Eine Regelung, die als Kriterium für die Zulassung zu einer Polizeischule unabhängig vom Geschlecht eine Mindestkörpergröße vorsieht, kann eine unerlaubte Diskriminierung von Frauen darstellen. Mit Entscheidung des Leiters der griechischen Polizei wurde im verhandelten Fall ein Auswahlverfahren für die Zulassung zur griechischen Polizeischule für das akademische Jahr 2007/2008 bekannt gegeben. In dieser Bekanntmachung wurde eine Bestimmung des griechischen Rechts übernommen, wonach alle Bewerber unabhängig von ihrem Geschlecht mindestens 1,70 Meter groß sein müssen. Maria-Eleni Kalliri wurde die Teilnahme an dem Auswahlverfahren für den Zugang zur Polizeischule verweigert, weil sie die vorgeschriebene Größe nicht erreichte.

Kalliri war der Ansicht, dass sie aufgrund ihres Geschlechts diskriminiert worden sei, und erhob gegen diese Entscheidung Klage beim Dioikitiko Efeteio Athion (Verwaltungsberufungsgericht Athen).

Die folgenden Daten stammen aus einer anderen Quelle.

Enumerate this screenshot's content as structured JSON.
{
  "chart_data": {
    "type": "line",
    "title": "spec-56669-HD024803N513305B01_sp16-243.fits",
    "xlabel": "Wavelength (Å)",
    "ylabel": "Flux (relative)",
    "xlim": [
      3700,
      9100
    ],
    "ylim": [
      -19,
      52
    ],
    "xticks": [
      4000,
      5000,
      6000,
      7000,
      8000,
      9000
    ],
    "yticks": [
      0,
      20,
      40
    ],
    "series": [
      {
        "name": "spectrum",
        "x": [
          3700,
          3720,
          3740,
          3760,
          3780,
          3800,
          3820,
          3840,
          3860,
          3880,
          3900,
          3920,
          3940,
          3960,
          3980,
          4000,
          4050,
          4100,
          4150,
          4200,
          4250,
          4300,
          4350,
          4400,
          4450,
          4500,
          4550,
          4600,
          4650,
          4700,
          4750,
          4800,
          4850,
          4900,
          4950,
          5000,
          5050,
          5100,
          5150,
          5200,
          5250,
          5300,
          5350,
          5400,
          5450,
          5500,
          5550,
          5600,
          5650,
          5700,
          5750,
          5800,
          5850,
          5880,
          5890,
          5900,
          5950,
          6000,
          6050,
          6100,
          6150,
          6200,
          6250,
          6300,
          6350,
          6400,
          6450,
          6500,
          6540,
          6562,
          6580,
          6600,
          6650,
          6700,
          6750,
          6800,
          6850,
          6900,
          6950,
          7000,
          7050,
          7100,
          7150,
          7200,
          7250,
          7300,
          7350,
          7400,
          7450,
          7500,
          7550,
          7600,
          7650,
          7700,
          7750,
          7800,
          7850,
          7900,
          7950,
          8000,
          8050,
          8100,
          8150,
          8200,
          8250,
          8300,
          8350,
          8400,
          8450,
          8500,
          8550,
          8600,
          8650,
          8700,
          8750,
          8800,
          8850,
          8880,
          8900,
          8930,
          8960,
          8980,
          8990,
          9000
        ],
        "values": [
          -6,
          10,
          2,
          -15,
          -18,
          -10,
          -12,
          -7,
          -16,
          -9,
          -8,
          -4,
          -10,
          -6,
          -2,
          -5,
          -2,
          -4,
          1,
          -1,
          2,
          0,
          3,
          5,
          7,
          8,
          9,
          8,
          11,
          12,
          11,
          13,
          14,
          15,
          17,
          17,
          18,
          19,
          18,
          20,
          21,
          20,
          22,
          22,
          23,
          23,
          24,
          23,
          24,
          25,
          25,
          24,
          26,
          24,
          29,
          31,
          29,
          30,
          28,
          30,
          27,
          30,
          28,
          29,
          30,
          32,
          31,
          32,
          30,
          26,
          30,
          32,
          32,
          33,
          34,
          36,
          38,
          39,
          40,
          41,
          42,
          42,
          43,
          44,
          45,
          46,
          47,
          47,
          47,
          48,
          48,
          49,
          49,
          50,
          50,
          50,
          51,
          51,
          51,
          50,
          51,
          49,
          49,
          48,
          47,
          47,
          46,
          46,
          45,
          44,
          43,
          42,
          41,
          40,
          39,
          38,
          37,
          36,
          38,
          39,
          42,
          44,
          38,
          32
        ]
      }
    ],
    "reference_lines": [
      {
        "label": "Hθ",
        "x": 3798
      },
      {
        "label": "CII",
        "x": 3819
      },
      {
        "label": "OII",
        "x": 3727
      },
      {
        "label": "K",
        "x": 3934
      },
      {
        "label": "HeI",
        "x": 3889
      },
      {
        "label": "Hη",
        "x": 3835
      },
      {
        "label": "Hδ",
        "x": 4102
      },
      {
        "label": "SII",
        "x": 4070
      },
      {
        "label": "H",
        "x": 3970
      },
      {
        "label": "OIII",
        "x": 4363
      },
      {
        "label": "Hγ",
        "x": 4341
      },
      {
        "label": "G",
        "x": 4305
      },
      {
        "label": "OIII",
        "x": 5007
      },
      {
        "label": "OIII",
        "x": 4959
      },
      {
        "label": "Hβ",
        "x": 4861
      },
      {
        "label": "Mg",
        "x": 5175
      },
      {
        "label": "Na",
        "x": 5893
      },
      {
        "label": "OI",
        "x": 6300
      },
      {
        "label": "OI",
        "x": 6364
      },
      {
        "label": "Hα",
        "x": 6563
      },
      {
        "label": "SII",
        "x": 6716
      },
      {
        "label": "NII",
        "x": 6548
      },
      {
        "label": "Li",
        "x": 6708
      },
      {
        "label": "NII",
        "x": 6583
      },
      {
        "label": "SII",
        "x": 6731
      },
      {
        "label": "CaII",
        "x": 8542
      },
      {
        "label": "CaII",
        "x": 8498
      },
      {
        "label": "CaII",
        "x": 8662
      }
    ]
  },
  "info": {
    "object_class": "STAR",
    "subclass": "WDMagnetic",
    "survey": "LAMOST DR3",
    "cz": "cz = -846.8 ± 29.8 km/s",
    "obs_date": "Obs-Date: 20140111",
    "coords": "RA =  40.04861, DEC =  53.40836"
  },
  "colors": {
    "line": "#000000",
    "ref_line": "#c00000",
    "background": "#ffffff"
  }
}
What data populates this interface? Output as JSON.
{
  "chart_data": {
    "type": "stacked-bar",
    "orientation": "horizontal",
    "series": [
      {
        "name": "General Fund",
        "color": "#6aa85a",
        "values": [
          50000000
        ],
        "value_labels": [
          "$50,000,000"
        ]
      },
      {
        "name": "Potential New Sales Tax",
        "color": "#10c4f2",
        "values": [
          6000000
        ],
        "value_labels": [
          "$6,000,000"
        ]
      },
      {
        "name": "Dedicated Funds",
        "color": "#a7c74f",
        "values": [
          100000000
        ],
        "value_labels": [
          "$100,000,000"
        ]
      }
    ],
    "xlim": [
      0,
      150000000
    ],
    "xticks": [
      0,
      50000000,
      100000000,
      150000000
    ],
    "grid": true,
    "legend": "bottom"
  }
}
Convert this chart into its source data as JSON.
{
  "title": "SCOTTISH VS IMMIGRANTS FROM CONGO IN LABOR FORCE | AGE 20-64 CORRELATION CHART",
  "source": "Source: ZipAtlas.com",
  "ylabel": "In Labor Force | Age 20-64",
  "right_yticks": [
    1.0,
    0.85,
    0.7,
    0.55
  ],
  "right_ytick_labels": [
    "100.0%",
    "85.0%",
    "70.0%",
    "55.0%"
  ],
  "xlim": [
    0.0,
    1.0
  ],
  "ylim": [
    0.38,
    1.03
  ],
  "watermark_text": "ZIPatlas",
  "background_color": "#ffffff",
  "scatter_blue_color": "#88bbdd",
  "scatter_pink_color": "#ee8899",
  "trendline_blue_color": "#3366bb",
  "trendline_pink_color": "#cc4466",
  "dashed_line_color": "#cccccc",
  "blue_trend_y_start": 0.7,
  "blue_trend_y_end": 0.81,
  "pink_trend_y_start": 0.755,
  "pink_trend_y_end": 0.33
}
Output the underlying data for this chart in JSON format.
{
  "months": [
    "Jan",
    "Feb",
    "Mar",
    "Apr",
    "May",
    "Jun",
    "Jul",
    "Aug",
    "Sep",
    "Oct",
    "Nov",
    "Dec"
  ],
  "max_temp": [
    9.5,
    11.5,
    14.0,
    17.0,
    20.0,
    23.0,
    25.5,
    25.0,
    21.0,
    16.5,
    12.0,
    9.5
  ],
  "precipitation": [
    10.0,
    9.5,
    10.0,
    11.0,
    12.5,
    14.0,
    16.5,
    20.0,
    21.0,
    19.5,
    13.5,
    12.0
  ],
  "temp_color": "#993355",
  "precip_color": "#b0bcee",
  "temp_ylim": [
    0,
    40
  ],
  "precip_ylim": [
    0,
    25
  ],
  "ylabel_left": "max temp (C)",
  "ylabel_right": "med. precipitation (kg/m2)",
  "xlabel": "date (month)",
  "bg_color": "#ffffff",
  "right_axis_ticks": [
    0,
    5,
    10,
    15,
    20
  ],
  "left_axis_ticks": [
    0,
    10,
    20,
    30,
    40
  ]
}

Das Dioikitiko Efeteio Athinon hob die Entscheidung auf und stellte fest, dass das griechische Gesetz den verfassungsrechtlichen Grundsatz der Gleichheit zwischen Männern und Frauen verletze. Der Innenminister und der Minister für nationales Erziehungswesen und Religionsangelegenheiten legten gegen diese Entscheidung Berufung beim Symvoulio tis Epikrateias (Staatsrat, Griechenland) ein.

Dieser fragte den EuGH, ob das Unionsrecht (RL 76/207/EWG) einer nationalen Regelung entgegensteht, die für alle Bewerber männlichen oder weiblichen Geschlechts für das Auswahlverfahren für die Zulassung zur Polizeischule eine einheitliche Mindestkörpergröße festsetzt.

Der EuGH hat entschieden, dass die Festsetzung einer einheitlichen Mindestkörpergröße für alle Bewerber zu einer mittelbaren Diskriminierung führt, da sie eine sehr viel höhere Zahl von Personen weiblichen Geschlechts als männlichen Geschlechts benachteilige. Eine solche Regelung stelle jedoch keine verbotene mittelbare Diskriminierung dar, wenn zwei Voraussetzungen, deren Vorliegen das nationale Gericht zu überprüfen habe, erfüllt seien: Die Regelung müsse erstens durch ein rechtmäßiges Ziel, wie das Bemühen, die Einsatzbereitschaft und das ordnungsgemäße Funktionieren der Polizei zu gewährleisten, sachlich gerechtfertigt sein. Zweitens müssten die Mittel zur Erreichung dieses Ziels angemessen und erforderlich sein, ergänzen ARAG Experten (EuGH, Az.: C-409/16).